No, stdin/stdout *must* perform this conversion.  It is a serious bug if they don't.

The conversion cannot be performed at any other level.  D uses unicode internally.  The console uses a specific encoding.  Therefore all data passing between D and the console must be encoded/decoded.


-- 
Rainer Deyke - rainerd@eldwood.com
March 02, 2009
On Mon, Mar 2, 2009 at 1:52 PM, Georg Wrede <georg.wrede@iki.fi> wrote:
>
> My take:
>
>  * This is still a moving target
>  * Using this is a major hassle for the programmer
>  * With D2 itelf a moving target, nobody is going to invest enough time in
> this to actually use it for something worthwhile in the next 6 to 12 months
> anyway
>  * This is more application level stuff than language level stuff
>  * Doing this now will steal time from you, Walter, and many of us, both
> directly, and indirectly by leaching bandwidth in the newsgroup -- time that
> should be spent on more urgent or more important things, or even
> documentation
>  * If it's so easy to do, then why not do it a week before the release of
> final D2

I agree entirely.  Localization and internationalization seem like things that should be at a much higher level than a standard library.
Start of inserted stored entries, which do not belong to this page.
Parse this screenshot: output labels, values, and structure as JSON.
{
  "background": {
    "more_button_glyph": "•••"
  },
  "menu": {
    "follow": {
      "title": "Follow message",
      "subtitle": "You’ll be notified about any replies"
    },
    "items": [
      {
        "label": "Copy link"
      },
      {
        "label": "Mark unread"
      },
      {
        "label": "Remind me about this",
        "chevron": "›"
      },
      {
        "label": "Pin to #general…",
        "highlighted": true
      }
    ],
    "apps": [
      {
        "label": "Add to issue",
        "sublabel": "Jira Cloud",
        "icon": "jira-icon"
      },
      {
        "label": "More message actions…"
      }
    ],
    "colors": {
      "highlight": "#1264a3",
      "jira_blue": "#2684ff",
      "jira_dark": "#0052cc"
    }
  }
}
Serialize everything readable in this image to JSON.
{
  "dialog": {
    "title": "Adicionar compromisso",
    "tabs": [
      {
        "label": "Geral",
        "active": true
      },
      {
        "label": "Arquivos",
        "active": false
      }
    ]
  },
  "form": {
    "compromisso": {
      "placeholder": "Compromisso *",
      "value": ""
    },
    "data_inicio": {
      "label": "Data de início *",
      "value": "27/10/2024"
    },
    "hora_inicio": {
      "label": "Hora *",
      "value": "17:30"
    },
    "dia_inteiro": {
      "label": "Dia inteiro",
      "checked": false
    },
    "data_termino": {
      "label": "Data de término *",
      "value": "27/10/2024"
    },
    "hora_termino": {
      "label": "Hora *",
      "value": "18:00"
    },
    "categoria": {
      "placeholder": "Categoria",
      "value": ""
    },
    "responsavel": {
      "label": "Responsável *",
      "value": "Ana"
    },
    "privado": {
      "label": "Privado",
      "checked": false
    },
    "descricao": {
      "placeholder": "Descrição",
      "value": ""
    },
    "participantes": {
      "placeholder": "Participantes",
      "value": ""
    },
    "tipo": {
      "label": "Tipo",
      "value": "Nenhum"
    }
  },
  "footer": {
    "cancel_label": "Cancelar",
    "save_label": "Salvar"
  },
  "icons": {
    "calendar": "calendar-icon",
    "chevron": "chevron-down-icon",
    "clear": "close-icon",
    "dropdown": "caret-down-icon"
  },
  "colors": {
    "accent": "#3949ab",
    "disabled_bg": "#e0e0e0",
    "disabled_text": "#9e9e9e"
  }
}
Everyone's going to want to do it differently.  Providing a thin, cross-platform wrapper over what the OS exposes is fine, but creating a proper i18n/l10n framework is a huge project in and of itself (I think the 140MB Java package makes that abundantly clear).

I'd much rather see a rewritten std.stream and proper Unicode support in std.string (support for types other than string, functions for indexing and slicing on character boundaries) before this.